Embarcadero DB Optimizer screenshot

Embarcadero’s DB Optimizer graphically portrays information about bottlenecks and other parameters that affect database performance.

SQL Server 2012 uses columnstore indexes for column storage and users are reporting tenfold or more performance gains for some queries when used with improved compression and in-memory storage. BI and analytics are two areas that Microsoft has focused on to deliver dramatic performance enhancements, and their database line-up has been reconfigured to reflect this. There is now a dedicated BI edition, although the most advanced features such as proactive caching and xVelocity optimised columnstore indexes are reserved for the Enterprise Edition.

Oracle provides its high-end Enterprise Edition with a number of add-on products to improve the performance of data warehouse queries, including one for OLAP. Oracle Database 11g R2 introduced some advanced compression technologies to store related columns contiguously on data blocks and to remove duplicate values. This reduces the amount of disk space needed as well as I/O and network traffic, allowing smaller and more affordable high performance solid state disks to be deployed. The Partitioning Option for Oracle Database Enterprise allows a table or index to be subdivided into smaller portions. You might choose to ‘remove’ old orders from a table or create an optimised subset for a specific query or report. These leaner partitions can be managed individually or collectively to increase performance and availability.


Third party products

There are also a number of products from other companies that can maximise database performance.

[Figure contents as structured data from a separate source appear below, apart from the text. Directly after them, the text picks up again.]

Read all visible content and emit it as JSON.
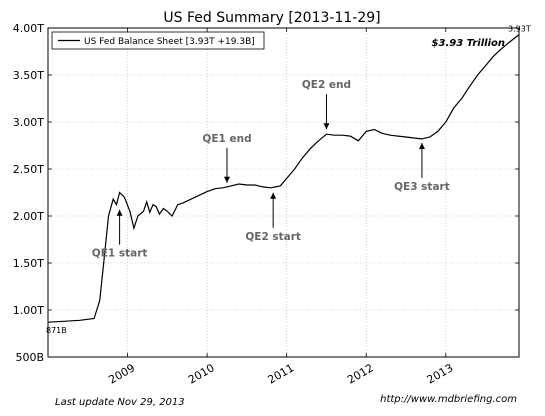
{
  "chart_data": {
    "type": "line",
    "title": "US Fed Summary  [2013-11-29]",
    "xlabel": "",
    "ylabel": "",
    "xlim": [
      2008.0,
      2013.92
    ],
    "ylim": [
      0.5,
      4.0
    ],
    "grid": true,
    "legend": {
      "placement": "top-left",
      "entries": [
        "US Fed Balance Sheet [3.93T +19.3B]"
      ]
    },
    "x_ticks": [
      {
        "value": 2009,
        "label": "2009"
      },
      {
        "value": 2010,
        "label": "2010"
      },
      {
        "value": 2011,
        "label": "2011"
      },
      {
        "value": 2012,
        "label": "2012"
      },
      {
        "value": 2013,
        "label": "2013"
      }
    ],
    "y_ticks": [
      {
        "value": 0.5,
        "label": "500B"
      },
      {
        "value": 1.0,
        "label": "1.00T"
      },
      {
        "value": 1.5,
        "label": "1.50T"
      },
      {
        "value": 2.0,
        "label": "2.00T"
      },
      {
        "value": 2.5,
        "label": "2.50T"
      },
      {
        "value": 3.0,
        "label": "3.00T"
      },
      {
        "value": 3.5,
        "label": "3.50T"
      },
      {
        "value": 4.0,
        "label": "4.00T"
      }
    ],
    "series": [
      {
        "name": "US Fed Balance Sheet [3.93T +19.3B]",
        "color": "#000000",
        "x": [
          2008.0,
          2008.2,
          2008.4,
          2008.58,
          2008.65,
          2008.7,
          2008.76,
          2008.82,
          2008.86,
          2008.9,
          2008.96,
          2009.03,
          2009.08,
          2009.13,
          2009.2,
          2009.24,
          2009.28,
          2009.32,
          2009.36,
          2009.4,
          2009.45,
          2009.5,
          2009.56,
          2009.63,
          2009.7,
          2009.8,
          2009.9,
          2010.0,
          2010.1,
          2010.2,
          2010.3,
          2010.4,
          2010.5,
          2010.6,
          2010.7,
          2010.8,
          2010.86,
          2010.92,
          2011.0,
          2011.1,
          2011.2,
          2011.3,
          2011.4,
          2011.5,
          2011.6,
          2011.7,
          2011.8,
          2011.9,
          2012.0,
          2012.1,
          2012.2,
          2012.3,
          2012.4,
          2012.5,
          2012.6,
          2012.7,
          2012.8,
          2012.9,
          2013.0,
          2013.1,
          2013.2,
          2013.3,
          2013.4,
          2013.5,
          2013.6,
          2013.7,
          2013.8,
          2013.92
        ],
        "y": [
          0.87,
          0.88,
          0.89,
          0.91,
          1.1,
          1.5,
          2.0,
          2.18,
          2.12,
          2.25,
          2.2,
          2.05,
          1.87,
          2.0,
          2.05,
          2.15,
          2.04,
          2.12,
          2.1,
          2.02,
          2.08,
          2.05,
          2.0,
          2.12,
          2.14,
          2.18,
          2.22,
          2.26,
          2.29,
          2.3,
          2.32,
          2.34,
          2.33,
          2.33,
          2.31,
          2.3,
          2.31,
          2.32,
          2.4,
          2.5,
          2.62,
          2.72,
          2.8,
          2.87,
          2.86,
          2.86,
          2.85,
          2.8,
          2.9,
          2.92,
          2.88,
          2.86,
          2.85,
          2.84,
          2.83,
          2.82,
          2.84,
          2.9,
          3.0,
          3.15,
          3.25,
          3.38,
          3.5,
          3.6,
          3.7,
          3.78,
          3.85,
          3.93
        ]
      }
    ],
    "annotations": [
      {
        "text": "QE1 start",
        "x": 2008.9,
        "y": 2.12,
        "label_pos": "below"
      },
      {
        "text": "QE1 end",
        "x": 2010.25,
        "y": 2.3,
        "label_pos": "above"
      },
      {
        "text": "QE2 start",
        "x": 2010.83,
        "y": 2.3,
        "label_pos": "below"
      },
      {
        "text": "QE2 end",
        "x": 2011.5,
        "y": 2.87,
        "label_pos": "above"
      },
      {
        "text": "QE3 start",
        "x": 2012.7,
        "y": 2.83,
        "label_pos": "below"
      }
    ],
    "start_label": "871B",
    "end_label": "3.93T",
    "highlight_label": "$3.93 Trillion",
    "footer_left": "Last update Nov 29, 2013",
    "footer_right": "http://www.mdbriefing.com"
  }
}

These include database drivers and tools for storage management and SQL code tuning.

Progress DataDirect has developed some high performance ODBC, JDBC and ADO.NET drivers for both Oracle Database 11g and SQL Server 2008. The company is also working on a JDBC driver for Microsoft SQL Server Parallel Data Warehouse which will improve runtime performance for Java and J2EE applications connecting to it.

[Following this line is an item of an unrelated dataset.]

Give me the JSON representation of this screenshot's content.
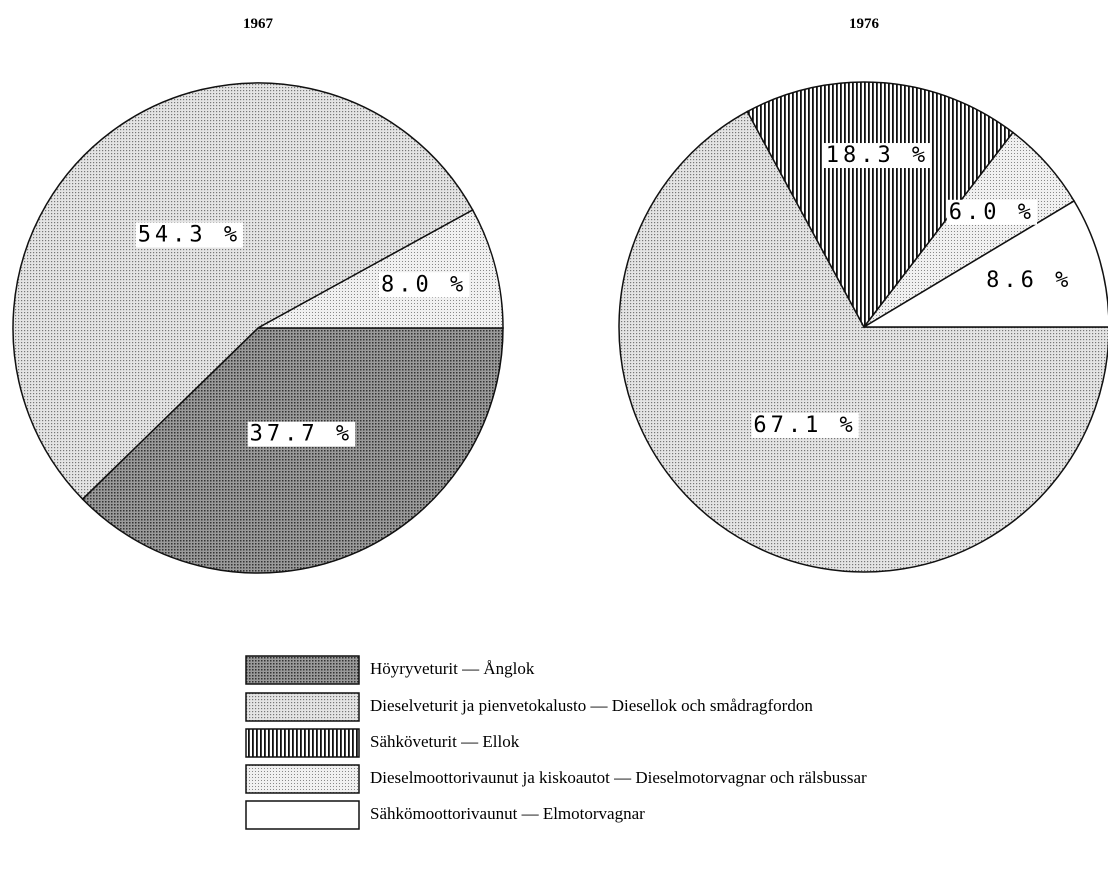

DataCore’s SANsymphony-V is a virtualisation solution with advanced features that can also help deliver improved performance. It automatically promotes frequently accessed disk blocks to faster devices in the storage subsystem, and creates SAN-wide caches to speed up performance.

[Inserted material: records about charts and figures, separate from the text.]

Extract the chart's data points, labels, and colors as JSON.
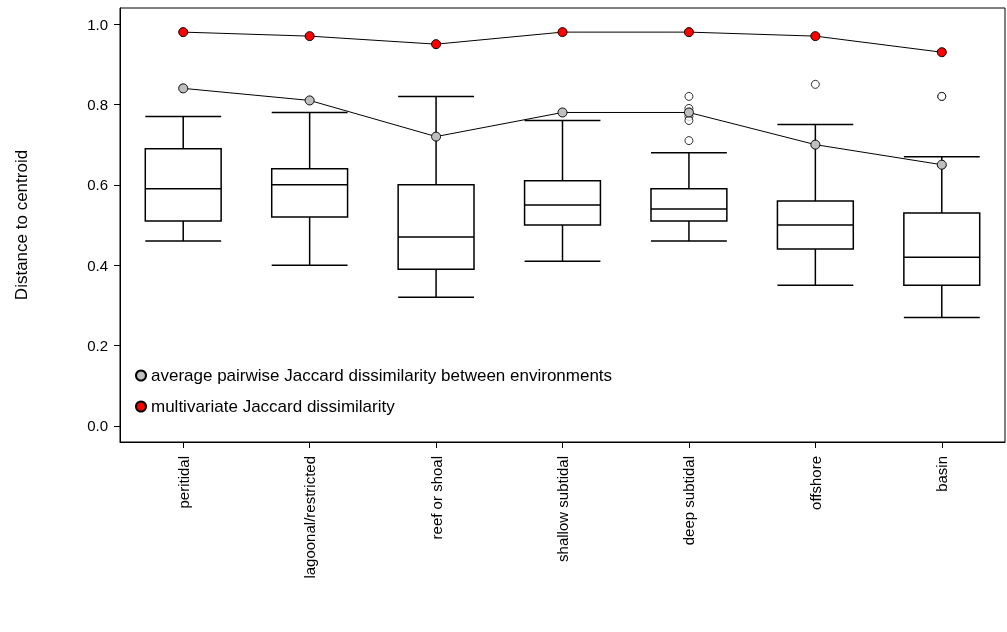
{
  "chart_data": {
    "type": "box",
    "ylabel": "Distance to centroid",
    "categories": [
      "peritidal",
      "lagoonal/restricted",
      "reef or shoal",
      "shallow subtidal",
      "deep subtidal",
      "offshore",
      "basin"
    ],
    "boxes": [
      {
        "low": 0.46,
        "q1": 0.51,
        "median": 0.59,
        "q3": 0.69,
        "high": 0.77
      },
      {
        "low": 0.4,
        "q1": 0.52,
        "median": 0.6,
        "q3": 0.64,
        "high": 0.78
      },
      {
        "low": 0.32,
        "q1": 0.39,
        "median": 0.47,
        "q3": 0.6,
        "high": 0.82
      },
      {
        "low": 0.41,
        "q1": 0.5,
        "median": 0.55,
        "q3": 0.61,
        "high": 0.76
      },
      {
        "low": 0.46,
        "q1": 0.51,
        "median": 0.54,
        "q3": 0.59,
        "high": 0.68,
        "outliers": [
          0.82,
          0.79,
          0.77,
          0.76,
          0.71
        ]
      },
      {
        "low": 0.35,
        "q1": 0.44,
        "median": 0.5,
        "q3": 0.56,
        "high": 0.75,
        "outliers": [
          0.85
        ]
      },
      {
        "low": 0.27,
        "q1": 0.35,
        "median": 0.42,
        "q3": 0.53,
        "high": 0.67,
        "outliers": [
          0.82,
          0.82
        ]
      }
    ],
    "series": [
      {
        "type": "line",
        "name": "average pairwise Jaccard dissimilarity between environments",
        "color": "#bebebe",
        "values": [
          0.84,
          0.81,
          0.72,
          0.78,
          0.78,
          0.7,
          0.65
        ]
      },
      {
        "type": "line",
        "name": "multivariate Jaccard dissimilarity",
        "color": "#ff0000",
        "values": [
          0.98,
          0.97,
          0.95,
          0.98,
          0.98,
          0.97,
          0.93
        ]
      }
    ],
    "marker": "circle",
    "ylim": [
      -0.04,
      1.04
    ],
    "yticks": [
      {
        "value": 0,
        "label": "0.0"
      },
      {
        "value": 0.2,
        "label": "0.2"
      },
      {
        "value": 0.4,
        "label": "0.4"
      },
      {
        "value": 0.6,
        "label": "0.6"
      },
      {
        "value": 0.8,
        "label": "0.8"
      },
      {
        "value": 1,
        "label": "1.0"
      }
    ],
    "grid": false,
    "legend": "bottom left"
  }
}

The SQL code itself is often the cause of poor performance. Tools such as Embarcadero’s DB Optimizer XE3 and Idera’s SQL doctor v3.0 can help identify and correct problem code and other factors that can compromise performance such as hardware configuration.

With the availability of more powerful multi-core CPUs, fewer processors need to be thrown at the task and this can potentially reduce the licensing overhead. Microsoft has adopted per core licensing for SQL Server 2012. Oracle also counts cores in the case of the Enterprise Edition. However Standard and Standard Edition One processor licensing is based on the number of occupied CPU sockets only. Performance is paramount for some applications, but usually this has to be balanced with overall cost which is where hardware, virtualisation and licensing considerations enter the equation.